Sunday, November 26, 2006

>Buffett and Leverage

Warren Buffet picks are just those for a good fund manager, the reason he has done much better than even good fund managers is due to leverage.

"As always you have to be careful parsing what Buffett says and what he actually does. I'm surprised to hear him say he's never used much leverage -- then what does he call $50 billion in insurance float?"

"This means that over 6% of Berkshire's long-term results have been largely due to insurance float leverage. Without this leverage, Berkshire's returns would have been about 4% above the S&P 500, which puts Berkshire in the same category as a very good mutual fund. For example, the Sequoia fund is currently about 4.6% ahead of the S&P 500 over its lifetime.

Its something to think about when you're aspiring to beat the averages – that even Buffett's raw record without leverage, while impressive, shows how hard it is, perhaps, even impossible, to significantly outperform the general market averages. The leverage in Buffett's case is subtle and certainly lower-cost than straight debt, but it is there nonetheless, and without it he would have never gotten his world-class record. Buffett used float from his insurance operations to provide zero cost leverage to his stock portfolio."

"There have been many times in the last twenty-five years that Buffett's portfolio of marketable securities was "on margin" - ie the value of the stocks (and not cash or bonds -- just stocks) exceeded BRK's shareholder equity by 20-25%. You can say that insurance float has zero cost on average -- but in any given year it can and does sometimes cost more than straight bank debt (just look at the cycles in the reinsurance biz)."


It also explains his horror to find out that Gen Re had uncapped risk exposure in its contracts after 9/11. Buffett certainly sweated out the rollover and renewal of every Gen Re reinsurance contract.

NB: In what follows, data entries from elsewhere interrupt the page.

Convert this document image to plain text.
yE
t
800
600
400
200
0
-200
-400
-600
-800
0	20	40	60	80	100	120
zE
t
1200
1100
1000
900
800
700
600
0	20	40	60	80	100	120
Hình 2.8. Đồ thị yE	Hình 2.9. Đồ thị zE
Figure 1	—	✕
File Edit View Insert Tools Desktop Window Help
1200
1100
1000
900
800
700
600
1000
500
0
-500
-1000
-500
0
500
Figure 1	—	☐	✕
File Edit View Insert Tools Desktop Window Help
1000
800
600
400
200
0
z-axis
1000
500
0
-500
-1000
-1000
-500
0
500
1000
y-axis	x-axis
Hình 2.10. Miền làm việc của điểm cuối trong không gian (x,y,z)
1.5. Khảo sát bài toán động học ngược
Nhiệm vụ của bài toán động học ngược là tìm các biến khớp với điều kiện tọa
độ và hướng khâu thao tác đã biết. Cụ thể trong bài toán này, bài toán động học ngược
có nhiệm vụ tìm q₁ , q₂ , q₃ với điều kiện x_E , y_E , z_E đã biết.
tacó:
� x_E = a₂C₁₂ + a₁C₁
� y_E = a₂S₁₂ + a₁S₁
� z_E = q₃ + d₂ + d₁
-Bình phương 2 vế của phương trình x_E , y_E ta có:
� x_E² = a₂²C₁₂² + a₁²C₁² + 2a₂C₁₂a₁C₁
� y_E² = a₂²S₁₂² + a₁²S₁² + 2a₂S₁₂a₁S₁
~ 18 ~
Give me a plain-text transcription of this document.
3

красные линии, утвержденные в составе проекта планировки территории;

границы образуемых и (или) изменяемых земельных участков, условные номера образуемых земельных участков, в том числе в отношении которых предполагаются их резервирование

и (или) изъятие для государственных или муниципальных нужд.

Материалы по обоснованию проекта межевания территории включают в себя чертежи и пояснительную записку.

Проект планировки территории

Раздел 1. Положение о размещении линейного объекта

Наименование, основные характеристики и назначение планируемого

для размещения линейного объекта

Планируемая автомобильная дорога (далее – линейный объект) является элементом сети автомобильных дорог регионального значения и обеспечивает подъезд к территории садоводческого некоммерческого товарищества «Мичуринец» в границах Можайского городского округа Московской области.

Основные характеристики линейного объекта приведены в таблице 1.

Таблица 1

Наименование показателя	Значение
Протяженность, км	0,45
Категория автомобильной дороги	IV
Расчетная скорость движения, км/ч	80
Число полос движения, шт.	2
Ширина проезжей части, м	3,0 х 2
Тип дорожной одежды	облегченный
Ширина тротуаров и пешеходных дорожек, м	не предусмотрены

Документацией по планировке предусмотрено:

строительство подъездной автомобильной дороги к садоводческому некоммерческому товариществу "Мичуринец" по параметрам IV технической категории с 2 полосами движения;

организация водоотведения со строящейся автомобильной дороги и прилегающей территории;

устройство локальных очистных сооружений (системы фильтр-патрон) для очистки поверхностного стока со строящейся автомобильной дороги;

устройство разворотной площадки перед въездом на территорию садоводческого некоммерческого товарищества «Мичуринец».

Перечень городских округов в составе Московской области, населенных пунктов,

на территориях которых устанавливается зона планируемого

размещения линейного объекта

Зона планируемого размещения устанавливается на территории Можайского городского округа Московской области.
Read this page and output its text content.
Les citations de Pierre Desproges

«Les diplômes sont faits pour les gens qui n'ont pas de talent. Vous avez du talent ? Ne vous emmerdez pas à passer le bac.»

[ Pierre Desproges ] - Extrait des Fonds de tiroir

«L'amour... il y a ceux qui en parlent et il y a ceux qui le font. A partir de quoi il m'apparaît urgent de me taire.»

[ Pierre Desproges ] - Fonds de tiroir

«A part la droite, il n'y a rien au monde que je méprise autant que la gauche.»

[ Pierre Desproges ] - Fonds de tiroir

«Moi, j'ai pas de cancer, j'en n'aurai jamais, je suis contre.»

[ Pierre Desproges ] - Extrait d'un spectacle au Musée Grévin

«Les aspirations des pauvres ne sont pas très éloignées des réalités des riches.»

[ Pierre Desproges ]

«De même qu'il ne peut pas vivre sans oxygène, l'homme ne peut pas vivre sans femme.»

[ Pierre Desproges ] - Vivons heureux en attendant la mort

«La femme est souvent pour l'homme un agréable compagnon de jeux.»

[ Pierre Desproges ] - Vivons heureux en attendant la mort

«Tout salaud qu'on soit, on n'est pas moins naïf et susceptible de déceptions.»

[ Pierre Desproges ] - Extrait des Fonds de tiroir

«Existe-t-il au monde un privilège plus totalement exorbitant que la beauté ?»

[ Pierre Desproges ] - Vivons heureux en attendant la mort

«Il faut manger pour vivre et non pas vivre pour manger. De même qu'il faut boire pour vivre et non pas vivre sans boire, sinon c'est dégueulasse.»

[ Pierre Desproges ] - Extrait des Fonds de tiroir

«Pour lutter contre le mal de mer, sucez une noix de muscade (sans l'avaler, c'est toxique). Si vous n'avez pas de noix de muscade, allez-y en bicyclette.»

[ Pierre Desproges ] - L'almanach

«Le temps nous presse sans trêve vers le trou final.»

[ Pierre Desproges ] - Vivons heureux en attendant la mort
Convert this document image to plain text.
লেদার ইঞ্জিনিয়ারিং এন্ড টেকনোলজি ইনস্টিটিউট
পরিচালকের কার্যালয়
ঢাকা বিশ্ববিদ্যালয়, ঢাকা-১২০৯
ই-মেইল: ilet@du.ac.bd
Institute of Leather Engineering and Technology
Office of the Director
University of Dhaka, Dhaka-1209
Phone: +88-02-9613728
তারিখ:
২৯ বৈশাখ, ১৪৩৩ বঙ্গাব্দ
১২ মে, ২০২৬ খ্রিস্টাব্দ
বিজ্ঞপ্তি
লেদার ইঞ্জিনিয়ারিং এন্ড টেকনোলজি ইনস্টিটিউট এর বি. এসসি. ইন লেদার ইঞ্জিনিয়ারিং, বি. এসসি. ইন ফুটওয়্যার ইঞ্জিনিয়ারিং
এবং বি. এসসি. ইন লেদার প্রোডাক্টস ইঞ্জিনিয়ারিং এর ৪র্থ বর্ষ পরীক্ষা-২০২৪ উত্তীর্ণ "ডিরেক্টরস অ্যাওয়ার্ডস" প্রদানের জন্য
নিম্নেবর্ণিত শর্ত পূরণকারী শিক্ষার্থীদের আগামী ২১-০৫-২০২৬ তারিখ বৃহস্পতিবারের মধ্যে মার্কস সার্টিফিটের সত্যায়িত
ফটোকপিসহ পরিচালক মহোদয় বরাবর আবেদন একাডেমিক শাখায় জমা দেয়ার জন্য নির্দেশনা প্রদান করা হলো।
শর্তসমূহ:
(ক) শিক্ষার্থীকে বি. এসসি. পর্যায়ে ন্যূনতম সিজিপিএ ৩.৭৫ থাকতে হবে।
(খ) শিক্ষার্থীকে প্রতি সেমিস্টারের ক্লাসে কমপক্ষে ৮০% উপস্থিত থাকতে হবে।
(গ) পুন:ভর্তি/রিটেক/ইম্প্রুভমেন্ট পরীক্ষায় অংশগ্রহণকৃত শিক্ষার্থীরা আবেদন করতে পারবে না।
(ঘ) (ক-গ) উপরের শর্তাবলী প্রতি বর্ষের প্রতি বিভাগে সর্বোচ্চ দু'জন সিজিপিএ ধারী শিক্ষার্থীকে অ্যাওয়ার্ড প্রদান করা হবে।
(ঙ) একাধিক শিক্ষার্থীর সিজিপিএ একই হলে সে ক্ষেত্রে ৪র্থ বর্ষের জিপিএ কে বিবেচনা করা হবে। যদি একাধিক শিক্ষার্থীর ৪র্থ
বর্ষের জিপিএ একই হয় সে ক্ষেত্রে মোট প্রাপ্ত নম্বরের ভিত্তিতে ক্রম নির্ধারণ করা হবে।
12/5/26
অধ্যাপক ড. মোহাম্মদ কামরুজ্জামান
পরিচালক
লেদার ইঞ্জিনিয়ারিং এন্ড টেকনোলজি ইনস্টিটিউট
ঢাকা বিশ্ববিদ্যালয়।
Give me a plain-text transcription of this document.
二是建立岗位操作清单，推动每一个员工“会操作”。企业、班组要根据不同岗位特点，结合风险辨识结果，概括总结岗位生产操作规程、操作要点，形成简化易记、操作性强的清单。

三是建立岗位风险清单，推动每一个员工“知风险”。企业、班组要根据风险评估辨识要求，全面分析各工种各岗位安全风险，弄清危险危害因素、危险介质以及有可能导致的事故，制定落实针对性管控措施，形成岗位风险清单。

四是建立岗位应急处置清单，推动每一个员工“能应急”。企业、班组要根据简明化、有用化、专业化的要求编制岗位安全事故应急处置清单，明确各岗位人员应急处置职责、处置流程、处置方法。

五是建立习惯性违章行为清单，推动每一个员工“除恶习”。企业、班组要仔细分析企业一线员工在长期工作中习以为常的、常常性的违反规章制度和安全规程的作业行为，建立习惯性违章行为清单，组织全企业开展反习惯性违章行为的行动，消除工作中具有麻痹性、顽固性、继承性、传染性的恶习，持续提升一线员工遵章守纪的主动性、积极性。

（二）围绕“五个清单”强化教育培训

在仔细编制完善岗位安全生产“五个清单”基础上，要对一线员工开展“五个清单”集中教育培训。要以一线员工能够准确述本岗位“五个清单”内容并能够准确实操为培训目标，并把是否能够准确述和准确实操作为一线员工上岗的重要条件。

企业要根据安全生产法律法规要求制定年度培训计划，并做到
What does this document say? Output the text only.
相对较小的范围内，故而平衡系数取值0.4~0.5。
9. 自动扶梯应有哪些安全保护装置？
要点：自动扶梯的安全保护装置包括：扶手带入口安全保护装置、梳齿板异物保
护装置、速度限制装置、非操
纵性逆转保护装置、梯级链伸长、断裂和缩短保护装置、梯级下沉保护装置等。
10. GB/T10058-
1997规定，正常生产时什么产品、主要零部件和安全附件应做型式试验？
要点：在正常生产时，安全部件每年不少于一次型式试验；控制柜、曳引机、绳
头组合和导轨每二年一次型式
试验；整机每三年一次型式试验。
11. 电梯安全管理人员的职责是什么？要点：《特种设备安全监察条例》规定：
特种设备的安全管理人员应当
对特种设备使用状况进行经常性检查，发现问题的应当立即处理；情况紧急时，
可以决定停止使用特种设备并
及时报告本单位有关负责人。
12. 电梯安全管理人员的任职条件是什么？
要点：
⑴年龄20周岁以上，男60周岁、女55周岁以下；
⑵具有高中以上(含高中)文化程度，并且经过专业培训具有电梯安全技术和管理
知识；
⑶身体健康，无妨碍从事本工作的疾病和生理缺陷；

While I understand Buffett's point -- its a bit at odds with Buffett's own methods, if you study his record carefully. He's been using leverage all the time (Berkshire partnerships partner money, Blue Chip Stamps unredeemed green stamps, insurance float) -- almost for his
entire career and it has helped make his returns better than what they would have been. Avoiding leverage -- I don't think so!